Gazeteci Levent Gültekin, CHP’li Utku Çakırözer’in NATO’ya sunduğu İran raporunun Türkiye’yi İsrail eksenine sürüklediğini belirterek, “Bu metin sadece bir görüş değil, muhalefeti bağlayan bir sorumluluk” diyerek sert çıktı.
Gazeteci Levent Gültekin, CHP Milletvekili Utku Çakırözer tarafından NATO Parlamenterler Asamblesi’ne sunulan “İran tehdidi” başlıklı raporuna sert eleştirilerde bulundu.

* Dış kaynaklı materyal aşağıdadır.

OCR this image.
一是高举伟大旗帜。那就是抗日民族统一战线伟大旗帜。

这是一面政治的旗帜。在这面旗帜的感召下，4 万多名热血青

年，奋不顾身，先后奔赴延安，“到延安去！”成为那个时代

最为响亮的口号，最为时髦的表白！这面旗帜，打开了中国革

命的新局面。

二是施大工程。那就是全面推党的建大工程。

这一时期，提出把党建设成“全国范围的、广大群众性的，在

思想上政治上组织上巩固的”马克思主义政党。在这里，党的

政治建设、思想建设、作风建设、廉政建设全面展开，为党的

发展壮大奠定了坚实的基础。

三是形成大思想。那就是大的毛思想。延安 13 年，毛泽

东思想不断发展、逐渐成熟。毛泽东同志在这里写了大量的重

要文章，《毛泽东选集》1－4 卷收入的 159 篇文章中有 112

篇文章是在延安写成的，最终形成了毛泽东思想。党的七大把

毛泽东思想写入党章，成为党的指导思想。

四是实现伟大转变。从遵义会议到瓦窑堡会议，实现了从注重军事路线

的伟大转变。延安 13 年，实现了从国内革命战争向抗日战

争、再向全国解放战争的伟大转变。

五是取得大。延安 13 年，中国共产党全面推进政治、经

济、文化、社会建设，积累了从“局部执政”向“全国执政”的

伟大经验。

Gültekin, raporun içeriğinde İran’ın bölgesel tehdit olarak tanımlanması, İsrail’le iş birliği çağrısı yapılması ve Türkiye’nin NATO radar sistemleri üzerinden bu stratejiye entegre edilmesinin, Türkiye’nin dış politikada tehlikeli bir eksene kaydığına işaret ettiğini belirtti.
"BU SADECE KİŞİSEL DEĞİL KURUMSAL BİR SORUMLULUK DOĞURUR”
Gültekin, raporun altında bir CHP milletvekilinin imzasının bulunmasına ilişkin “NATO, İran'ın bölge için tehdit olduğunu, İran'la ilgili politikalarda İsrail'in safında bulunmak gerektiğini, Malatya’da bulunan Kürecik radar üssünün NATO'ya kullandırılmasının çok önemli olduğunu, NATO'nun Irak'ta çok önemli işlevler gördüğünü ve kalıcılığının ve sayısının artırılması gerektiğini, İran'ın terbiye edilmesi gerektiğini uzun uzun anlatan bir rapor hazırlıyor. Altında da CHP’li bir vekilin imzası var. Bu, sadece kişisel değil, kurumsal bir sorumluluk doğurur” ifadelerini kullandı.
"NATO KARARLARI ÖNCEKİ BELGELER VE UZMANLAR EŞLİĞİNDE HAZIRLANAN KOLEKTİF BİR ÇALIŞMAYI TEMSİL EDER"
Çakırözer, raporun konusu ve içeriğininse önceki raportörce belirlendiğini belirtip "NATO Parlamenter Asamblesinde raporlar, raportörün şahsi, partisel veya ulusal görüşlerini değil; Asamblenin Sekretaryası tarafından NATO kararları, önceki belgeler ve uzmanlar eşliğinde hazırlanan kolektif bir çalışmayı temsil eder. Bu bağlamda söz konusu rapor, NATO’nun 2022 Stratejik Konsepti ile 2023 Vilnius ve 2024 Washington Zirveleri kararları doğrultusunda ele alınmıştır. Ancak raporun içeriği, ülkemizin mevcut hükümetlerinin dış politikasıyla yakından uyumlansa dahi ne temsil ettiğim Meclis ve ülkemizin kurumsal belirlenmiş iradesi ile bir bağ kurmak sağlıksızdır. Son olarak, bir kez daha vurgulamak isterim ki; bu rapor benim, partim CHP’nin, farklı partilerden oluşan TBMM NATO Parlamenterler heyetimizin ya da ülkemizin şahsi raporu değildir. NATO Parlamenter Asamblesinin kolektif dokümanıdır" dedi.
"ŞİMDİ İRAN MESELESİNDE NASIL BİR ROL YÜKLEYECEKLER ONU HENÜZ BİLMİYORUZ"
Gültekin, Türkiye’nin dış politikada bağımsız bir çizgi izlemek yerine, Amerika ve İsrail eksenine kaymasının ülke çıkarları açısından büyük riskler taşıdığını ifade ederek “Türkiye eğer İsrail'in politikalarına bir şekilde İsrail olmasa bile Amerika olacaktır orada Türkiye gibi ülkeler zorda kalmasın diye Amerika müttefik olarak muhtemelen ben savaşıyorum diyecek ve destek verin diyecek. Türkiye, bu işlerin bir parçasına dönerse sıranın kendisine geldiğini bilmelidir. Suriye'de Amerika Türkiye'nin eliyle Suriye'yi dağıttırdı. Tamamen orada Türkiye'yi kullanarak Suriye'yi paramparça ettirdiler. Şimdi İran meselesinde nasıl bir rol yükleyecekler onu henüz bilmiyoruz ama Türkiye'de zerre kadar akıl varsa asla bu işlerin bir parçasına dönüşmemeli. Peki direnebilecekler mi? Bu ekonomiyle zor. Yani Trump dönüp de Türkiye'ye “Sen neyine güveniyorsun da hayır diyorsun” dediklerinde hayır diyebilecek Türkiye'nin takati yok.